After the invention of lattice QCD in 1974 it quickly became clear that
- it had great potential to yield physically relevant non perturbative results and
- enormous computational re-sources would be required to obtain them.
Such resources were not readily available at the time.This led some of the physicists involved to design and build special supercomputers optimized for lattice QCD simulations. These activities started in the 1980s and are continuing until now. The resulting machines have been serving as work horses for large-scale lattice QCD simulations world-wide and were typically much more cost-efficient than commercially available machines. They also influenced the design of commercial supercomputers such as BlueGene. A probably incomplete list of such machines includes ACPMAPS, GF11, Fermi-256, QCDSP, QCDOC (all in the US), QCDPAX, CP-PACS, PACS-CS (Japan), as well as APE100, APEmille, apeNEXT, and QPACE 1 (Europe).
However, in the past several years the situation has changed. First, the development of specialized processor chips has become too expensive for academic projects. Second, commercial supercomputers such as BlueGene scale well for lattice QCD and are reasonably cost- and energy-effective (although the development of truly scalable machines such as BlueGene or the K computer relies on enormous government funding that is not always forthcoming). Finally, standard compute clusters (typically with accelerators) are now readily available and can be used for capacity-type problems where strong scalability is not a must.

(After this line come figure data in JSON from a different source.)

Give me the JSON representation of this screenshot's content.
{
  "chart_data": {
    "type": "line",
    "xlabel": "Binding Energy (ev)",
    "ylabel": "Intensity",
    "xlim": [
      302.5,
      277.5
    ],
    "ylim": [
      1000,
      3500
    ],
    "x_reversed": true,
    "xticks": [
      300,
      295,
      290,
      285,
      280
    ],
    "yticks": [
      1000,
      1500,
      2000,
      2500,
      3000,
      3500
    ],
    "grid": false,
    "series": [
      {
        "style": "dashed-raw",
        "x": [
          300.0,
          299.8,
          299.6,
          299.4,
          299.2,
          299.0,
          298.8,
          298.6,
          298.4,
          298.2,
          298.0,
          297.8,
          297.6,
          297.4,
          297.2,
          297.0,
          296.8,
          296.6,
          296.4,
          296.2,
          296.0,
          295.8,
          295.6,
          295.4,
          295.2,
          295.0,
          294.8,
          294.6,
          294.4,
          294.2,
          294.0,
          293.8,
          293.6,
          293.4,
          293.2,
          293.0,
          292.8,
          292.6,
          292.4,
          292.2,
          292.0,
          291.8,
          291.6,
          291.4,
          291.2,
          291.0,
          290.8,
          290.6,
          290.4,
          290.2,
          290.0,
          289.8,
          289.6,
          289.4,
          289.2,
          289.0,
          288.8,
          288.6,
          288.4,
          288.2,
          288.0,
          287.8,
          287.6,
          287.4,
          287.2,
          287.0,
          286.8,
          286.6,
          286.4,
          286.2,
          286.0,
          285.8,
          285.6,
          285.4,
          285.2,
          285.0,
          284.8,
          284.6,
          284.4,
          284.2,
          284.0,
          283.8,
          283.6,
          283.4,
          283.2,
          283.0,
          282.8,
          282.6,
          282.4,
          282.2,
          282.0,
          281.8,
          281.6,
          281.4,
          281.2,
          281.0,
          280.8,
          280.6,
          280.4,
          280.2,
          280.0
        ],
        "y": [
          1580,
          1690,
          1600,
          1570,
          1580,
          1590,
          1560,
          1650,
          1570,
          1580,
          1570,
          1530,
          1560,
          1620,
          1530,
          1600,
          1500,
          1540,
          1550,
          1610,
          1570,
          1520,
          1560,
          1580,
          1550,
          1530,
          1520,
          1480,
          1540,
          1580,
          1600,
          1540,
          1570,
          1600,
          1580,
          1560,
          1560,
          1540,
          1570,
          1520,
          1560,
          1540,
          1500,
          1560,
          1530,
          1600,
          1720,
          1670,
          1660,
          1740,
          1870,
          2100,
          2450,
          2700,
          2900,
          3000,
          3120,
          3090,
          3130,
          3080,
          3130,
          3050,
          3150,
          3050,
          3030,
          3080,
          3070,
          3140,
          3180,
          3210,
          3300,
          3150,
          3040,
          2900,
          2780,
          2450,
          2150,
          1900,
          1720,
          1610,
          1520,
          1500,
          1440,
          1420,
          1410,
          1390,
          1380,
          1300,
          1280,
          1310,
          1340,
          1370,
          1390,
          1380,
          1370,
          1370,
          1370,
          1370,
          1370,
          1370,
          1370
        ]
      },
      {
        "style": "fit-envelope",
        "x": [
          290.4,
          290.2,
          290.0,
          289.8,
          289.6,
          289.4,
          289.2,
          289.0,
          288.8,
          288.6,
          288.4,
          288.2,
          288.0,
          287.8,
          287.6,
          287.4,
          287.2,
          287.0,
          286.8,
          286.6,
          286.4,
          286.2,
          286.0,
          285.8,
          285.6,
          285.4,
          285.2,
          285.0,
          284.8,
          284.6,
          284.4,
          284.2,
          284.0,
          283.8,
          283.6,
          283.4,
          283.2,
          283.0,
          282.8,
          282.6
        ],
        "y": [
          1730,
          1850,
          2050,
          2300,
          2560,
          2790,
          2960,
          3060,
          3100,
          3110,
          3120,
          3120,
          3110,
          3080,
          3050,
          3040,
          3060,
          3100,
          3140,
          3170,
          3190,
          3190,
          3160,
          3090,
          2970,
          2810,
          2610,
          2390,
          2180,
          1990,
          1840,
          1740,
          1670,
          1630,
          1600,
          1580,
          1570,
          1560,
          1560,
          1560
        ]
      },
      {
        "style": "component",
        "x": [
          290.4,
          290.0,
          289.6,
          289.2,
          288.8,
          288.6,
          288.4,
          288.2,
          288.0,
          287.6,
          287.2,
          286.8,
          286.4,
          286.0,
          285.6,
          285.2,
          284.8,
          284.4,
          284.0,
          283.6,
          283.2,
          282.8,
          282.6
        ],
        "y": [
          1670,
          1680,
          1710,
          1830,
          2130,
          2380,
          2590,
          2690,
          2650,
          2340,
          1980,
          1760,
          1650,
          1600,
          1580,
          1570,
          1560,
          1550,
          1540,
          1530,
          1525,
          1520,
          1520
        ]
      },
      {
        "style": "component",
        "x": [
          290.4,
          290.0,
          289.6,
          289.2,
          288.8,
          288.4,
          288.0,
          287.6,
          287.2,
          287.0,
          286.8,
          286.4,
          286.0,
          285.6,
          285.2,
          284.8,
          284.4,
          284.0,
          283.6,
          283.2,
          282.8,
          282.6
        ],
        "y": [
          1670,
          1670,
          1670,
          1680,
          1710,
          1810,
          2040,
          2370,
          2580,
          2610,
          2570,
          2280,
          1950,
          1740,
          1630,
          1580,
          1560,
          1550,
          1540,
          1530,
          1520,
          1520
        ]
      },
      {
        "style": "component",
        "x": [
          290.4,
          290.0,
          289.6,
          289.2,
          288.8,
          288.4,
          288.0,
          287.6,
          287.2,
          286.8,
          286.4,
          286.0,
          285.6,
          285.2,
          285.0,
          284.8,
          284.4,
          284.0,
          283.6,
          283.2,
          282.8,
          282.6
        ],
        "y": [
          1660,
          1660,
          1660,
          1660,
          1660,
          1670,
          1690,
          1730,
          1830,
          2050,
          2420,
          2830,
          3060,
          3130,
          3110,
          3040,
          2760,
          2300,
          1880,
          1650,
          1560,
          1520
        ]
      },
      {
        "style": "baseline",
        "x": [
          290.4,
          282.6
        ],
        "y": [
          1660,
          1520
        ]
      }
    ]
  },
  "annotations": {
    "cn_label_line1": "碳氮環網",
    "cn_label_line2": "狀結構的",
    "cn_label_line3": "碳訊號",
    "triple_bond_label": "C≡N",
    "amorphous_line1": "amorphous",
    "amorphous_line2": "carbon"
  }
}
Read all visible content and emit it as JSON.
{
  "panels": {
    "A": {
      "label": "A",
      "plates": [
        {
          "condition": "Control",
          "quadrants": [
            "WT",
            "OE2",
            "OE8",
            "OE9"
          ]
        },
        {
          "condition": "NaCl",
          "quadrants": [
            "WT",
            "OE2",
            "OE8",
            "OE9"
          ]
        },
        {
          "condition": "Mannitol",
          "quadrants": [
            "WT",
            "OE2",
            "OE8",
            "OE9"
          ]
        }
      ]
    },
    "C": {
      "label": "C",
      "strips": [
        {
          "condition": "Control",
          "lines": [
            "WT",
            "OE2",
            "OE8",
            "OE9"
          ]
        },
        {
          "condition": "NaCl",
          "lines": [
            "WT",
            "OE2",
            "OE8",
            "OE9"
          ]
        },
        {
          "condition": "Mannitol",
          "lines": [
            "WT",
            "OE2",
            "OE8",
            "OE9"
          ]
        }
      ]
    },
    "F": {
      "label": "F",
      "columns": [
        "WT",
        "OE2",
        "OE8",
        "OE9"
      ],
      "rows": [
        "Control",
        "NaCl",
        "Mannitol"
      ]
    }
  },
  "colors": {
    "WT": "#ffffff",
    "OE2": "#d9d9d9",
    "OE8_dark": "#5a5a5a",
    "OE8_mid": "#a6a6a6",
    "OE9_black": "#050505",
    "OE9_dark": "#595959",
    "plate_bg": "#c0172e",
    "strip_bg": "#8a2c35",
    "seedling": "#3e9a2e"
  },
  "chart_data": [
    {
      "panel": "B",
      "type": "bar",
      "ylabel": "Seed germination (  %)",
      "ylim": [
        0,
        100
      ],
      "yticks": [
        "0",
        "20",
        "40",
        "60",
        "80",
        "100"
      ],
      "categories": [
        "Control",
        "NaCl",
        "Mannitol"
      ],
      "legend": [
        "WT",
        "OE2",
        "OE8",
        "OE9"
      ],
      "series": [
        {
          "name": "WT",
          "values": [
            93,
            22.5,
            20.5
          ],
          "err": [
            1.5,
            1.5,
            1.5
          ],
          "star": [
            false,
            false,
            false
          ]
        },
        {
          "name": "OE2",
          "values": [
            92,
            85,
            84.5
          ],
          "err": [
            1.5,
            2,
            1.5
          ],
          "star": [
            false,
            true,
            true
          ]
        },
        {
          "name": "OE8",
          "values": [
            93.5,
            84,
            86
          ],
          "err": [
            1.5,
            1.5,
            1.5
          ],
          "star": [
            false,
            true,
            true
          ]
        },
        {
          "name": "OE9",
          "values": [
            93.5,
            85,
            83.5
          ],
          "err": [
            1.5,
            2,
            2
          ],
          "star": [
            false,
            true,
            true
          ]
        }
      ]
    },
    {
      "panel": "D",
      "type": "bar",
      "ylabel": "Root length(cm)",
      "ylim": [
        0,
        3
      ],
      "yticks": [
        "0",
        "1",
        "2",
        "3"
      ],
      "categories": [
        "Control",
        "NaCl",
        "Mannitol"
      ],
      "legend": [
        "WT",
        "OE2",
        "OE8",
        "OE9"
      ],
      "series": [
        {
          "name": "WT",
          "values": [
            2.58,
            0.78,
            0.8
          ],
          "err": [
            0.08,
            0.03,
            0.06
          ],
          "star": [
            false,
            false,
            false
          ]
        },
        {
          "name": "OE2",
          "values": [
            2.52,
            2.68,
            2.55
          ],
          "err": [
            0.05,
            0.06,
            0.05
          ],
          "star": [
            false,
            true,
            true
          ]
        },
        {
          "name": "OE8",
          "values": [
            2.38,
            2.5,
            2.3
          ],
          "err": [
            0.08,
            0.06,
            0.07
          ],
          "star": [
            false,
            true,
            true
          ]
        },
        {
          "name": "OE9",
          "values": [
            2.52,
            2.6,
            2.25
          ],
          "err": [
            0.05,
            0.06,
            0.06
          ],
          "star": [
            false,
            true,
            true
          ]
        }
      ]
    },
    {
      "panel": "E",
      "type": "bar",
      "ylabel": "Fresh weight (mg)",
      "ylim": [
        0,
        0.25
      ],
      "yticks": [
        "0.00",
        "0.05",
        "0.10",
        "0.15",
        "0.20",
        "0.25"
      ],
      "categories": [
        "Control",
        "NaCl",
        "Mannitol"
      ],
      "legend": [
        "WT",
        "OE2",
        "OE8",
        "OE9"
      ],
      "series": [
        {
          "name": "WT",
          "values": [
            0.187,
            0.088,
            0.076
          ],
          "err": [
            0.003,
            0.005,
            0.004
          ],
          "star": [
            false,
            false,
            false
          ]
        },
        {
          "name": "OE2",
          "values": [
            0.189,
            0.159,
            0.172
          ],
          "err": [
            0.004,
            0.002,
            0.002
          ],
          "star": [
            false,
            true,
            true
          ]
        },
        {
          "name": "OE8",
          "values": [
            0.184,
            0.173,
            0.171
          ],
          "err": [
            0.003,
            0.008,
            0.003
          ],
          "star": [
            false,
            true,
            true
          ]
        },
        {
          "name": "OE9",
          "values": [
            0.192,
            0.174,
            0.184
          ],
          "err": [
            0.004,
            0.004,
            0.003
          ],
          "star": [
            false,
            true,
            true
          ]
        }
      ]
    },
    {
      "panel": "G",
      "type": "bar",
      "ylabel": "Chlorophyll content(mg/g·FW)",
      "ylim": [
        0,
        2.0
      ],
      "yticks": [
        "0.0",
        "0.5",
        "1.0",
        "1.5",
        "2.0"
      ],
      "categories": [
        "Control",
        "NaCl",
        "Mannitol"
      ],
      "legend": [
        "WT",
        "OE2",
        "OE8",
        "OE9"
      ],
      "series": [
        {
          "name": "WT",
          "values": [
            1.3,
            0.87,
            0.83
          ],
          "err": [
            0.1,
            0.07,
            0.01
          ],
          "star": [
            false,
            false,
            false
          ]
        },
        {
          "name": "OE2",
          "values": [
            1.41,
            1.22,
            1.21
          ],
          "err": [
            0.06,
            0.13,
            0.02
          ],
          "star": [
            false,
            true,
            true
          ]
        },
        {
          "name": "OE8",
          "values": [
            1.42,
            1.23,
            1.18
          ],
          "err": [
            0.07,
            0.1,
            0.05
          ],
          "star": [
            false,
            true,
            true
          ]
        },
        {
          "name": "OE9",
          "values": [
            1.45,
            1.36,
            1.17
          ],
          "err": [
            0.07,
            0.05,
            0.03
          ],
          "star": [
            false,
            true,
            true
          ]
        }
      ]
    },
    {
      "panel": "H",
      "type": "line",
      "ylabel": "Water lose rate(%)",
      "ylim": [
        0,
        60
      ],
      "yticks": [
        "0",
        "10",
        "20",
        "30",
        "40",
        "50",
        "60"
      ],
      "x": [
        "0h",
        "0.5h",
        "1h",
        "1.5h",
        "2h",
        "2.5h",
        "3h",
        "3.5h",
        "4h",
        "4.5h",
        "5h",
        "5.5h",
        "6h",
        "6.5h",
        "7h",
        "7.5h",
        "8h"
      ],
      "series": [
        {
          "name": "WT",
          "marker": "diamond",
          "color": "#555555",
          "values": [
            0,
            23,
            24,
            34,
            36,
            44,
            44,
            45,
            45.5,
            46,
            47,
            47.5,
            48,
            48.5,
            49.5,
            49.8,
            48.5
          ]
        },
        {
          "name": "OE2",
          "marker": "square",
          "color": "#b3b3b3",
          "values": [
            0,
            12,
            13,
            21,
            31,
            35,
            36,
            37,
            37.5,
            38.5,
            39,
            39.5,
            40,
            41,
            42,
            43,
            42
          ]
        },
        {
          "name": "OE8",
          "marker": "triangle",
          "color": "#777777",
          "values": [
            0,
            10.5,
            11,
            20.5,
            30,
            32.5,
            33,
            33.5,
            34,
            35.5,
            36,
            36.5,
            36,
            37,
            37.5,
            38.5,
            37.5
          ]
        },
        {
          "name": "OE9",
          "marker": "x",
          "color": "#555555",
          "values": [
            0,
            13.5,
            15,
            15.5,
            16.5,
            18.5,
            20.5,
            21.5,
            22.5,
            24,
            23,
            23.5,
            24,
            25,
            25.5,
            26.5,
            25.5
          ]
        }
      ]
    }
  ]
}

Nevertheless, it still makes sense to pursue academic hardware-development activities by combining commercially available components in an innovative way, in particular regarding the communication between processors. This can result in machines that are more scalable and more cost-and energy-effective than commercial machines. The development activities typically involve industry partners that also benefit from the innovative concepts originating on the academic side ("co-design"). In our most recent projects these partners were IBM (QPACE 1) and Intel (QPACE 2) as well as Eurotech (QPACE 1 and 2). Note that the current "custom" designs for lattice QCD are suitable for a broader application portfolio than they used to be in the past. Note also that hardware development is only part of the story and that system software and high-performance application codes are equally essential (and in fact absorb a large fraction of the development activities).